Blue Moon Film Analysis: Ethan Hawke's Performance Excels in Director Richard Linklater's Bitter Broadway Breakup Drama

Breaking up from the more famous colleague in a performance double act is a hazardous affair. Larry David went through it. Likewise Musician Andrew Ridgeley. Presently, this witty and deeply sorrowful chamber piece from screenwriter Robert Kaplow and director the director Richard Linklater recounts the nearly intolerable account of musical theater lyricist Lorenz Hart right after his breakup from composer Richard Rodgers. He is played with campy brilliance, an dreadful hairpiece and fake smallness by actor Ethan Hawke, who is frequently digitally shrunk in height – but is also at times filmed positioned in an hidden depression to stare up wistfully at heightened personas, confronting the lyricist's stature problem as actor José Ferrer previously portrayed the diminutive artist Toulouse-Lautrec.

Layered Persona and Elements

Hawke earns big, world-weary laughs with Hart’s riffs on the concealed homosexuality of the movie Casablanca and the cheesily upbeat musical he’s just been to see, with all the rope-spinning ranch hands; he acidly calls it Okla-homo. The sexual identity of Hart is complex: this movie effectively triangulates his queer identity with the heterosexual image fabricated for him in the 1948 theater piece Words and Music (with Mickey Rooney portraying Lorenz Hart); it shrewdly deduces a kind of dual attraction from Hart's correspondence to his young apprentice: young Yale student and would-be stage designer the character Elizabeth Weiland, portrayed in this film with carefree youthful femininity by Margaret Qualley.

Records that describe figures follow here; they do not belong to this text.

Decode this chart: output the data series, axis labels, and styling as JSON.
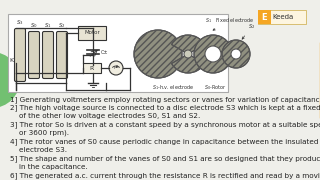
{
  "bg_color": "#efefea",
  "text_lines": [
    "1] Generating voltmeters employ rotating sectors or vanes for variation of capacitance.",
    "2] The high voltage source is connected to a disc electrode S3 which is kept at a fixed distance on the axis",
    "    of the other low voltage electrodes S0, S1 and S2.",
    "3] The rotor So is driven at a constant speed by a synchronous motor at a suitable speed (1500,1800,3000,",
    "    or 3600 rpm).",
    "4] The rotor vanes of S0 cause periodic change in capacitance between the insulated disc S2 and the h.v",
    "    electrode S3.",
    "5] The shape and number of the vanes of S0 and S1 are so designed that they produce sinusoidal variation",
    "    in the capacitance.",
    "6] The generated a.c. current through the resistance R is rectified and read by a moving coil instrument."
  ],
  "accent_left": "#4caf50",
  "accent_right": "#f5a623",
  "keeda_color": "#f5a623",
  "text_color": "#222222",
  "font_size": 5.2,
  "diagram_border": "#aaaaaa",
  "circuit_color": "#333333",
  "disc_fill": "#a0a090",
  "disc_edge": "#555555"
}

As a component of the legendary musical theater lyricist-composer pair with the composer Rodgers, Hart was responsible for matchless numbers like The Lady Is a Tramp, the tune Manhattan, the standard My Funny Valentine and of course the titular Blue Moon. But annoyed at Hart’s alcoholism, inconsistency and gloomy fits, Richard Rodgers ended their partnership and joined forces with Oscar Hammerstein II to create the show Oklahoma! and then a series of live and cinematic successes.

Sentimental Layers

The film conceives the severely despondent Lorenz Hart in the musical Oklahoma!'s opening night New York audience in the year 1943, gazing with envious despair as the production unfolds, hating its mild sappiness, hating the exclamation point at the end of the title, but heartsinkingly aware of how devastatingly successful it is. He realizes a smash when he watches it – and senses himself falling into failure.

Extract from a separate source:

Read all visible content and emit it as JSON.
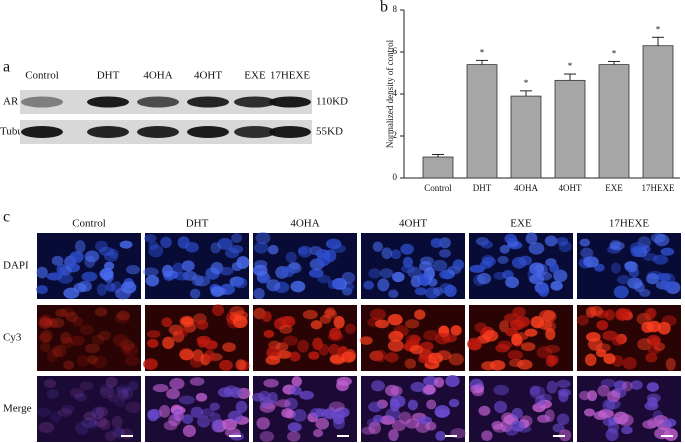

Before the intermission, Hart sadly slips away and makes his way to the tavern at the establishment Sardi's where the remainder of the movie unfolds, and expects the (unavoidably) successful Oklahoma! cast to show up for their after-party. He realizes it is his showbiz duty to congratulate Rodgers, to feign things are fine. With polished control, actor Andrew Scott plays Rodgers, clearly embarrassed at what each understands is Hart's embarrassment; he provides a consolation to his ego in the guise of a temporary job writing new numbers for their ongoing performance the musical A Connecticut Yankee, which simply intensifies the pain.

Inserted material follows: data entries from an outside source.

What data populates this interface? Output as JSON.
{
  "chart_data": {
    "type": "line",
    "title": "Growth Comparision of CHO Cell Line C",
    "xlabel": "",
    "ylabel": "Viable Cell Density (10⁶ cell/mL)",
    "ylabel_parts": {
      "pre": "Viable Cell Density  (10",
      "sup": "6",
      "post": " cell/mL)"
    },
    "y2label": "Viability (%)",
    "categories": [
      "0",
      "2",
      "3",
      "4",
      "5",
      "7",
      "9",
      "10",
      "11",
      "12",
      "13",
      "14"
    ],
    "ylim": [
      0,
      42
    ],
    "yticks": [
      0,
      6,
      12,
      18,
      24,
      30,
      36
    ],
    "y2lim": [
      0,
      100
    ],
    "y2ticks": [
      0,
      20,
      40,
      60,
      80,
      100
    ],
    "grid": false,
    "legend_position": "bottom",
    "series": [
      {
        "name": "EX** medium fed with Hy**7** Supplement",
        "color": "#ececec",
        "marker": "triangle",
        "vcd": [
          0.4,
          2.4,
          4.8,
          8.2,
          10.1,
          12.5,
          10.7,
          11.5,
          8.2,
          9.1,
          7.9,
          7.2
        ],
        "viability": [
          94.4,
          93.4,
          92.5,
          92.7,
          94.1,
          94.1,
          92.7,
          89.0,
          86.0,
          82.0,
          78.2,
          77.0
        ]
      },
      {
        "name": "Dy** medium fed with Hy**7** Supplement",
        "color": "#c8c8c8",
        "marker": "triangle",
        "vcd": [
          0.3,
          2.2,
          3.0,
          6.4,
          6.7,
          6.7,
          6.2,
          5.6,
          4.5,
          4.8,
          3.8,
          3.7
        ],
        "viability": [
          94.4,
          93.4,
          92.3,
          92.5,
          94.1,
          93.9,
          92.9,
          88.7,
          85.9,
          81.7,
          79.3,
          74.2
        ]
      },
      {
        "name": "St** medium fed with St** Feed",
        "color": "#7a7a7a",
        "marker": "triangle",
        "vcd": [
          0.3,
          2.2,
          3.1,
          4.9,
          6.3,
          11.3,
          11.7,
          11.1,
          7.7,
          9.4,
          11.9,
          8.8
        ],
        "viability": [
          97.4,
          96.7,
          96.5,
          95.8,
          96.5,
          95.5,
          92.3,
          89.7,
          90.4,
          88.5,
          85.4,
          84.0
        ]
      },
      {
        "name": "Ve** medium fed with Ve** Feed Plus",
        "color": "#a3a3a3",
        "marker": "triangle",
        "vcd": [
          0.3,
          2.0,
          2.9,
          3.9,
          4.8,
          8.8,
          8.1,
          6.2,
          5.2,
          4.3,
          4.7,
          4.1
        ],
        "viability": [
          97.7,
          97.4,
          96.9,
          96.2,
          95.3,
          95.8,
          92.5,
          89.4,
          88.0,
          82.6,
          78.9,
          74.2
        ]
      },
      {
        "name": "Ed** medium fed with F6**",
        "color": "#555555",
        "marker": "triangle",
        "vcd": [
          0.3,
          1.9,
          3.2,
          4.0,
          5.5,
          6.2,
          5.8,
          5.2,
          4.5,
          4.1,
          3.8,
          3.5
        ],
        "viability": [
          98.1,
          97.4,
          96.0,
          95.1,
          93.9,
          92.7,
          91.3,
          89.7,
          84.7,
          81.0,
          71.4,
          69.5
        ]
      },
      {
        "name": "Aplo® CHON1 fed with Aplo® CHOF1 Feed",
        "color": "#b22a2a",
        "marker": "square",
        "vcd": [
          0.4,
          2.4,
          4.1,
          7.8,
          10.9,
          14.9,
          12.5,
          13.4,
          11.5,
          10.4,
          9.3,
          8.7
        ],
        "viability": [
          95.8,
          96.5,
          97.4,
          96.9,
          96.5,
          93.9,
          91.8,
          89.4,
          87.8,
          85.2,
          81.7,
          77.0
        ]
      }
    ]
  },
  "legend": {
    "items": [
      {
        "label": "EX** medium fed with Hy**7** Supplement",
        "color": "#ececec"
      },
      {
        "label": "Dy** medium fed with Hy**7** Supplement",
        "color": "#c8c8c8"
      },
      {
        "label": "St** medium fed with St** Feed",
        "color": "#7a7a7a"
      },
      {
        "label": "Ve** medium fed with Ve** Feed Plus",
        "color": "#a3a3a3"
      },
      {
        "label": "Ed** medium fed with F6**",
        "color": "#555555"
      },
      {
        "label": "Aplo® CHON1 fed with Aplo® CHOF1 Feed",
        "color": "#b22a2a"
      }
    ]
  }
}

  • Actor Bobby Cannavale acts as the bartender who in conventional manner listens sympathetically to Hart’s arias of vinegary despair
  • The thespian Patrick Kennedy plays author EB White, to whom Hart accidentally gives the notion for his kids' story Stuart Little
  • Qualley portrays Weiland, the inaccessibly lovely Yale student with whom the picture envisions Lorenz Hart to be complicatedly and self-harmingly in adoration

Hart has previously been abandoned by Richard Rodgers. Undoubtedly the universe can’t be so cruel as to get him jilted by Weiland as well? But Qualley ruthlessly portrays a girl who desires Hart to be the laughing, platonic friend to whom she can reveal her exploits with guys – as well of course the showbiz connection who can further her career.

Acting Excellence

Hawke demonstrates that Lorenz Hart somewhat derives voyeuristic pleasure in listening to these guys but he is also authentically, mournfully enamored with Elizabeth Weiland and the picture informs us of an aspect infrequently explored in films about the world of musical theatre or the films: the terrible overlap between career and love defeat. Nevertheless at some level, Lorenz Hart is defiantly aware that what he has achieved will survive. It's an outstanding portrayal from Ethan Hawke. This might become a live show – but who will write the numbers?

The movie Blue Moon was shown at the London film festival; it is available on the 17th of October in the United States, 14 November in the UK and on 29 January in the Australian continent.

Erica Gonzales
Erica Gonzales

Lena is a seasoned gambling analyst with over a decade of experience in reviewing online casinos and sports betting platforms.